Zinaïda avoided me; my presence—I could not help noticing it—affected her disagreeably. She involuntarily turned away from me … involuntarily; that was what was so bitter, that was what crushed me! But there was no help for it, and I tried not to cross her path, and only to watch her from a distance, in which I was not always successful. As before, something incomprehensible was happening to her; her face was different, she was different altogether. I was specially struck by the change that had taken place in her one warm still evening. I was sitting on a low garden bench under a spreading elderbush; I was fond of that nook; I could see from there the window of Zinaïda's room. I sat there; over my head a little bird was busily hopping about in the darkness of the leaves; a grey cat, stretching herself at full length, crept warily about the garden, and the first beetles were heavily droning in the air, which was still clear, though it was not light.
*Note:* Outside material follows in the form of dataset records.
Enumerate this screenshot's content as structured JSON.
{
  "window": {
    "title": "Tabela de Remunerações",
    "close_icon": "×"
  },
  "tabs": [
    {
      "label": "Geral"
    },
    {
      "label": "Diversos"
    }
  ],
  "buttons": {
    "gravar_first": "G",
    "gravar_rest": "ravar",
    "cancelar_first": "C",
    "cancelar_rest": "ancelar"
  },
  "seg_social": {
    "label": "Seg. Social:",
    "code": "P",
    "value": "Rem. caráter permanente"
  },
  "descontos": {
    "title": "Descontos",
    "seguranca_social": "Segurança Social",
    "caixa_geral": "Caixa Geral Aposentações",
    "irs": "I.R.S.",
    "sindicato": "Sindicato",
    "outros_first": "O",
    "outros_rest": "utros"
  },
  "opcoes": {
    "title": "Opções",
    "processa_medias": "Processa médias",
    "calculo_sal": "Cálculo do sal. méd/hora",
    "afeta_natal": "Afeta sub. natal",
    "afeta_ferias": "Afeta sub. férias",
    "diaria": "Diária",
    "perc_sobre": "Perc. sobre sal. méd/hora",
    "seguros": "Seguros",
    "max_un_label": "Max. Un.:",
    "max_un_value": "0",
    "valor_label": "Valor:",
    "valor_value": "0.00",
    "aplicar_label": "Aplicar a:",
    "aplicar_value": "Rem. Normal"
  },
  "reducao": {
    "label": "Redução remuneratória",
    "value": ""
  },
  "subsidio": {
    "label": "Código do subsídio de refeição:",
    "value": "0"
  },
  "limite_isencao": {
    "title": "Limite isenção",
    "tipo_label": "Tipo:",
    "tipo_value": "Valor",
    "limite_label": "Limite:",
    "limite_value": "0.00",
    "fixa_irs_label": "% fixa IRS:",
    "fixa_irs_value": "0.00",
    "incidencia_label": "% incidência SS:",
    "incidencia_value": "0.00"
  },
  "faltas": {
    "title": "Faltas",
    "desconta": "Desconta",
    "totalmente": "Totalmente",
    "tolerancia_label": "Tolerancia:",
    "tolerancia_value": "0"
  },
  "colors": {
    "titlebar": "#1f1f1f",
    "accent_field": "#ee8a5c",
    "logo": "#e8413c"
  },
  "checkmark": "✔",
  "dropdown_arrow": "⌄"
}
I sat and gazed at the window, and waited to see if it would open; it did open, and Zinaïda appeared at it. She had on a white dress, and she herself, her face, shoulders, and arms, were pale to whiteness. She stayed a long while without moving, and looked out straight before her from under her knitted brows. I had never known such a look on her. Then she clasped her hands tightly, raised them to her lips, to her forehead, and suddenly pulling her fingers apart, she pushed back her hair behind her ears, tossed it, and with a sort of determination nodded her head, and slammed-to the window.

Three days later she met me in the garden. I was turning away, but she stopped me of herself.

'Give me your arm,' she said to me with her old affectionateness, 'it's a long while since we have had a talk together.'

I stole a look at her; her eyes were full of a soft light, and her face seemed as it were smiling through a mist.

'Are you still not well?' I asked her.

'No, that's all over now,' she answered, and she picked a small red rose. 'I am a little tired, but that too will pass off.'

'And will you be as you used to be again?' I asked.

Zinaïda put the rose up to her face, and I fancied the reflection of its bright petals had fallen on her cheeks. 'Why, am I changed?' she questioned me.

'Yes, you are changed,' I answered in a low voice.

'I have been cold to you, I know,' began Zinaïda, 'but you mustn't pay attention to that … I couldn't help it…. Come, why talk about it!'

'You don't want me to love you, that's what it is!' I cried gloomily, in an involuntary outburst.

'No, love me, but not as you did.'

'How then?'

'Let us be friends—come now!' Zinaïda gave me the rose to smell. 'Listen, you know I'm much older than you—I might be your aunt, really; well, not your aunt, but an older sister. And you …'

'You think me a child,' I interrupted.

'Well, yes, a child, but a dear, good clever one, whom I love very much. Do you know what? From this day forth I confer on you the rank of page to me; and don't you forget that pages have to keep close to their ladies. Here is the token of your new dignity,' she added, sticking the rose in the buttonhole of my jacket, 'the token of my favour.'

'I once received other favours from you,' I muttered.

'Ah!' commented Zinaïda, and she gave me a sidelong look, 'What a memory he has! Well? I'm quite ready now …' And stooping to me, she imprinted on my forehead a pure, tranquil kiss.

I only looked at her, while she turned away, and saying, 'Follow me, my page,' went into the lodge. I followed her—all in amazement. 'Can this gentle, reasonable girl,' I thought, 'be the Zinaïda I used to know?' I fancied her very walk was quieter, her whole figure statelier and more graceful …

And, mercy! with what fresh force love burned within me!